A GPU-accelerated Cartesian grid method is proposed for solving the heat, wave, and Schrodinger equations on irregular domains

TL;DR

This paper presents a GPU-accelerated Cartesian grid method for efficiently solving heat, wave, and Schrödinger equations on irregular domains with second-order accuracy and significant speedup over CPU implementations.

Contribution

It introduces a second-order, GPU-accelerated Cartesian grid approach using KFBI for solving elliptic PDEs related to heat, wave, and Schrödinger equations on irregular domains.

Findings

Achieves second-order accuracy for all three equations.

Provides a 30-fold speedup over CPU-based solvers.
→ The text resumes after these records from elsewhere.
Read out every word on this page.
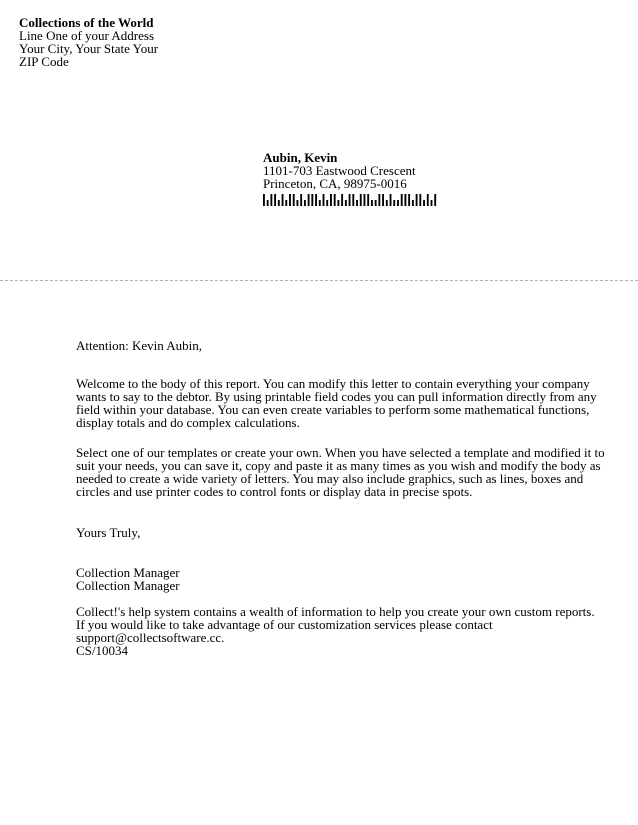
Collections of the World
Line One of your Address
Your City, Your State Your
ZIP Code
Aubin, Kevin
1101-703 Eastwood Crescent
Princeton, CA, 98975-0016
Attention: Kevin Aubin,
Welcome to the body of this report. You can modify this letter to contain everything your company
wants to say to the debtor. By using printable field codes you can pull information directly from any
field within your database. You can even create variables to perform some mathematical functions,
display totals and do complex calculations.
Select one of our templates or create your own. When you have selected a template and modified it to
suit your needs, you can save it, copy and paste it as many times as you wish and modify the body as
needed to create a wide variety of letters. You may also include graphics, such as lines, boxes and
circles and use printer codes to control fonts or display data in precise spots.
Yours Truly,
Collection Manager
Collection Manager
Collect!'s help system contains a wealth of information to help you create your own custom reports.
If you would like to take advantage of our customization services please contact
support@collectsoftware.cc.
CS/10034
Successfully handles irregular domains with high computational efficiency.

Abstract

This paper introduces a second-order method for solving general elliptic partial differential equations (PDEs) on irregular domains using GPU acceleration, based on Ying's kernel-free boundary integral (KFBI) method. The method addresses limitations imposed by CFL conditions in explicit schemes and accuracy issues in fully implicit schemes for the Laplacian operator. To overcome these challenges, the paper employs a series of second-order time discrete schemes and splits the Laplacian operator into explicit and implicit components. Specifically, the Crank-Nicolson method discretizes the heat equation in the temporal dimension, while the implicit scheme is used for the wave equation. The Schrodinger equation is treated using the Strang splitting method. By discretizing the temporal dimension implicitly, the heat, wave, and Schrodinger equations are transformed into a sequence of elliptic equations. The Laplacian operator on the right-hand side of the elliptic equation is obtained from the numerical scheme rather than being discretized and corrected by the five-point difference method. A Cartesian grid-based KFBI method is employed to solve the resulting elliptic equations. GPU acceleration, achieved through a parallel Cartesian grid solver, enhances the computational efficiency by exploiting high degrees of parallelism. Numerical results demonstrate that the proposed method achieves second-order accuracy for the heat, wave, and Schrodinger equations. Furthermore, the GPU-accelerated solvers for the three types of time-dependent equations exhibit a speedup of 30 times compared to CPU-based solvers.